New research suggests that the identification and examination of key cell signaling events required for initiation and progression of cancer might be best accomplished at the single cell level. The research, published by Cell Press in the October issue of the journal Cancer Cell, provides new insight that may lead to better diagnosis and treatment of some complex cancers.
Recent advances in flow cytometry, a technique that allows detailed examination of individual cells, have enabled simultaneous measurement of cell type and signaling pathways. Lead study authors Dr. Garry P. Nolan from the Stanford University School of Medicine and Dr. Mignon L. Loh from the UCSF Children's Hospital and the Helen Diller Family Comprehensive Cancer Center were interested in determining whether examination of cellular signaling abnormalities caused by genetic mutations associated with cancer could provide a precise correlation between aberrant signaling events and disease physiology.
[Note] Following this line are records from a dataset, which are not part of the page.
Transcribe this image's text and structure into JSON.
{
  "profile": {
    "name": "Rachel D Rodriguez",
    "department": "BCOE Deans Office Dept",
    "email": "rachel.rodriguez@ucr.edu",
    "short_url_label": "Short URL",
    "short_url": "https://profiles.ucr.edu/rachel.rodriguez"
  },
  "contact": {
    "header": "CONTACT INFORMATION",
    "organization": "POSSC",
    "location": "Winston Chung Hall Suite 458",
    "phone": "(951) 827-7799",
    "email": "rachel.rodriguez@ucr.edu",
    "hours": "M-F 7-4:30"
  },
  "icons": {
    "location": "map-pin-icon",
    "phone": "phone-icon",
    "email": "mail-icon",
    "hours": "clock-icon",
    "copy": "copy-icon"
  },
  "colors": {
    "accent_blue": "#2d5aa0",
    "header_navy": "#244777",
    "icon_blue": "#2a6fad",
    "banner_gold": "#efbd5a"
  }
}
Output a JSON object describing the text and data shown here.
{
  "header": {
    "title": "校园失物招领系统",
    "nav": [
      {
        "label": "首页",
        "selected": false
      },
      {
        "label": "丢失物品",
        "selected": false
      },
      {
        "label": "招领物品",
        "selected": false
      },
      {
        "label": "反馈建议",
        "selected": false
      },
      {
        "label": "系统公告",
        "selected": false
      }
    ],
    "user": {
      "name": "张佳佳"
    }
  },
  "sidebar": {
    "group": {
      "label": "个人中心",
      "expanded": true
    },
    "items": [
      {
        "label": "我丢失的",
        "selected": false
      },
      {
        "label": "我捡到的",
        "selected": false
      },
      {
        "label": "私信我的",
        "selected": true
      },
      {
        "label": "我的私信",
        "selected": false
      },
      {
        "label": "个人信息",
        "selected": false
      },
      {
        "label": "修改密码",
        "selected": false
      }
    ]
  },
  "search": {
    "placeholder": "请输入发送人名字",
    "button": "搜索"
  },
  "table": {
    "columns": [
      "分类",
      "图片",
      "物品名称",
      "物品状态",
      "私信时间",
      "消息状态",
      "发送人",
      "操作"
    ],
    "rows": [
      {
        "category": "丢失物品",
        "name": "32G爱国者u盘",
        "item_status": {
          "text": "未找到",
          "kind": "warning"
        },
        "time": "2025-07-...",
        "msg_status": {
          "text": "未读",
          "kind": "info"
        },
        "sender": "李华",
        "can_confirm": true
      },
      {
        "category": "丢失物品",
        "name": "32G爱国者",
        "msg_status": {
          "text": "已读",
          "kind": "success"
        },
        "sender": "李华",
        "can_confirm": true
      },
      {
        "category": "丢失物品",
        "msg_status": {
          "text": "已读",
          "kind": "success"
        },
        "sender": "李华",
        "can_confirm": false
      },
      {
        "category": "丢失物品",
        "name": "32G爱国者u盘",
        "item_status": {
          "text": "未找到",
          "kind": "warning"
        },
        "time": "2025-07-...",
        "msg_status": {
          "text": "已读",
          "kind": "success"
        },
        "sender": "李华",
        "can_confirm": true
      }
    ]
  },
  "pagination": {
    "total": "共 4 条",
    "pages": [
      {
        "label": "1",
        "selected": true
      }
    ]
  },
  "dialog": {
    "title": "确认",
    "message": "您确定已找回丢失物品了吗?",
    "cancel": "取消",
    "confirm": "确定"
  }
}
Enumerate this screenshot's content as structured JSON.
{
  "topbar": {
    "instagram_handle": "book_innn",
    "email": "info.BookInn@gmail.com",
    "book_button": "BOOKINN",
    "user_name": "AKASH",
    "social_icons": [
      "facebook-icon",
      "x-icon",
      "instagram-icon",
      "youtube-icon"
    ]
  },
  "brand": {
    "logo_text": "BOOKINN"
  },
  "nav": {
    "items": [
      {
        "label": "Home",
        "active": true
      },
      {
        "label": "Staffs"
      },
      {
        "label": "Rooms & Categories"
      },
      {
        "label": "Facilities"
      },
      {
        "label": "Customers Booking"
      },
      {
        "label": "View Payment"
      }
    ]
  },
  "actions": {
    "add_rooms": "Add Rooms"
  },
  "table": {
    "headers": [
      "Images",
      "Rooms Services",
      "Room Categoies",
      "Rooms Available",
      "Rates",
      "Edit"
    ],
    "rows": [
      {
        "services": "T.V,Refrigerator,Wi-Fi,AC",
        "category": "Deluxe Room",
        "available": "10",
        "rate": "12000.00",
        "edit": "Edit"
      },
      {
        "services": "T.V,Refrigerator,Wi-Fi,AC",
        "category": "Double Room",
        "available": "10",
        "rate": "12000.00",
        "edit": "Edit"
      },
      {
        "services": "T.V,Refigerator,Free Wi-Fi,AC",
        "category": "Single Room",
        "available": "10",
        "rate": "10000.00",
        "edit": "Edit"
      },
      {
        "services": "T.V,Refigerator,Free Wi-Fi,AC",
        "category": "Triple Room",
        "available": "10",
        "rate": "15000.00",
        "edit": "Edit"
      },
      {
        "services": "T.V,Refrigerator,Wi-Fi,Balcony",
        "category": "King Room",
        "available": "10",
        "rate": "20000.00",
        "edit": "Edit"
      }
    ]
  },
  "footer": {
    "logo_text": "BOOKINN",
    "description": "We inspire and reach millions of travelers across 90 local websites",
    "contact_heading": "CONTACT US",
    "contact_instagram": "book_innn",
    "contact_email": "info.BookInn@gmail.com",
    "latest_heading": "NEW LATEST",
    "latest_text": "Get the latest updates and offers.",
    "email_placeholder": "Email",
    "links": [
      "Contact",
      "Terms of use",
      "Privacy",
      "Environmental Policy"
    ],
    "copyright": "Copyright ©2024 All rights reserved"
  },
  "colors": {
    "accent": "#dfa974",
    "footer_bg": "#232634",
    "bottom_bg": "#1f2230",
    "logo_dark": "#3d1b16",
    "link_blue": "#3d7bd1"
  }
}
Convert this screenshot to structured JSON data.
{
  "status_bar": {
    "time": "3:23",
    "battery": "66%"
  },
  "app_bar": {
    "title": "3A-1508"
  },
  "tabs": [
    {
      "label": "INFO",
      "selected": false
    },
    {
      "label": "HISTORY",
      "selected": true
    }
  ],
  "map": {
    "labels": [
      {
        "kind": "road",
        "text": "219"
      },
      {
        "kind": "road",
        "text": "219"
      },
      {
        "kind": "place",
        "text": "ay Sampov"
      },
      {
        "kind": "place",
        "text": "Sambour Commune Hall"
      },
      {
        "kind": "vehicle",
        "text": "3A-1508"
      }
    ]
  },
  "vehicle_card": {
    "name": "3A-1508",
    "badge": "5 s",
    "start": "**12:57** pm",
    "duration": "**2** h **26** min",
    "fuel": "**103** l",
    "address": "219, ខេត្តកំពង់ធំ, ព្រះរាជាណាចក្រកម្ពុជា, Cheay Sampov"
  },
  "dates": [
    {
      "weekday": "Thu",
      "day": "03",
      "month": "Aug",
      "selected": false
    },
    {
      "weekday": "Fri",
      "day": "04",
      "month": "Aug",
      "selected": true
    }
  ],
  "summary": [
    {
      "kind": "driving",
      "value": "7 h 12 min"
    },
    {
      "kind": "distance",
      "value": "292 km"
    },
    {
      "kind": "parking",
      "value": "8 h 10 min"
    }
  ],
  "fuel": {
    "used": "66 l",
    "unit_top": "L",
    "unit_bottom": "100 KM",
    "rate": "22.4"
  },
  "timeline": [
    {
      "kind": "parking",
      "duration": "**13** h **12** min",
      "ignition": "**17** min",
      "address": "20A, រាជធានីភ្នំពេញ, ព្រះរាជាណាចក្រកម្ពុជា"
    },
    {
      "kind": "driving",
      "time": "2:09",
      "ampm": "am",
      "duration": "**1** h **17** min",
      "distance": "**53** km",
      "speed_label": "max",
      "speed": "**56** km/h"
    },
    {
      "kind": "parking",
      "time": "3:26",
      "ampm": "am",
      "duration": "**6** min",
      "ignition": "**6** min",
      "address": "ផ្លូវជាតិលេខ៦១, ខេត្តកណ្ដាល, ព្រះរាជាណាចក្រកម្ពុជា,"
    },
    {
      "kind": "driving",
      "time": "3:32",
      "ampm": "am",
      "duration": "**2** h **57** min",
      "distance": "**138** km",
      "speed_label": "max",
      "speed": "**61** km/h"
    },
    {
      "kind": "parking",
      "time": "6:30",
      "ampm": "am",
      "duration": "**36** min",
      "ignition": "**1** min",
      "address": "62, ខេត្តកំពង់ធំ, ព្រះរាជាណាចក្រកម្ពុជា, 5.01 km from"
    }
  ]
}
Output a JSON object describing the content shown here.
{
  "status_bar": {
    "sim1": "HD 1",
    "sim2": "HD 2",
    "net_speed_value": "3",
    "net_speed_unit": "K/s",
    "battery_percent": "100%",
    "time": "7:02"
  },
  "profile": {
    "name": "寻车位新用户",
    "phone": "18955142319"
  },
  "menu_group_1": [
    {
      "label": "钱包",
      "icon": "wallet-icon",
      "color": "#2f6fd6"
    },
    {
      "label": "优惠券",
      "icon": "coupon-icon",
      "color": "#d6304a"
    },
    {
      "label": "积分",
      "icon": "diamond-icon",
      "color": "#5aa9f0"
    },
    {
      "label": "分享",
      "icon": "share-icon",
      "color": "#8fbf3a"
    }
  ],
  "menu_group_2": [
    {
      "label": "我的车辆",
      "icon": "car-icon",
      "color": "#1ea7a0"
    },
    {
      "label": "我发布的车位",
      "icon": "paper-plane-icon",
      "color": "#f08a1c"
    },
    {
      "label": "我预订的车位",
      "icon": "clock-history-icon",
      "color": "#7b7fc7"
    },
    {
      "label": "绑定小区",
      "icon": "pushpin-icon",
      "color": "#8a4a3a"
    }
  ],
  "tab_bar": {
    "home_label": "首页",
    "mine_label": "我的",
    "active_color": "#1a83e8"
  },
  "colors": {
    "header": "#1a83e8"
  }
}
"We had a strong hunch that we could use 'deranged' cellular signaling to track how cancer cell populations behave at diagnosis through therapy, as well as during remission or return of the cancer," explains Dr. Nolan. "By measuring how signaling proteins respond to certain stimuli at diagnosis and which are modified by resistant cancers, we are essentially monitoring key highways that cancers use to drive their own growth. The advantage of diagnosing a patient's cancer at the single cell level provides us an approach for early detection of cancer and yield insights into how cancer cells are responding or adapting to therapy. A byproduct of the single cell technique, when appropriately extended, is that we should eventually be able to predict those pathways cancer cells might be using to circumvent current therapies and more intelligently direct the patient towards alternative treatments."
The researchers focused on juvenile myelomonocytic leukemia (JMML), an aggressive myeloproliferative disorder of young children. JMML is difficult to diagnose and has a complex molecular profile. Although genetic lesions impacting Ras signaling and alterations downstream of the activated GM-CSF receptor (both linked with inappropriate cell growth and survival) have been linked with JMML, there are very few methods for identifying therapeutic agents and assessing efficacy in JMML patients.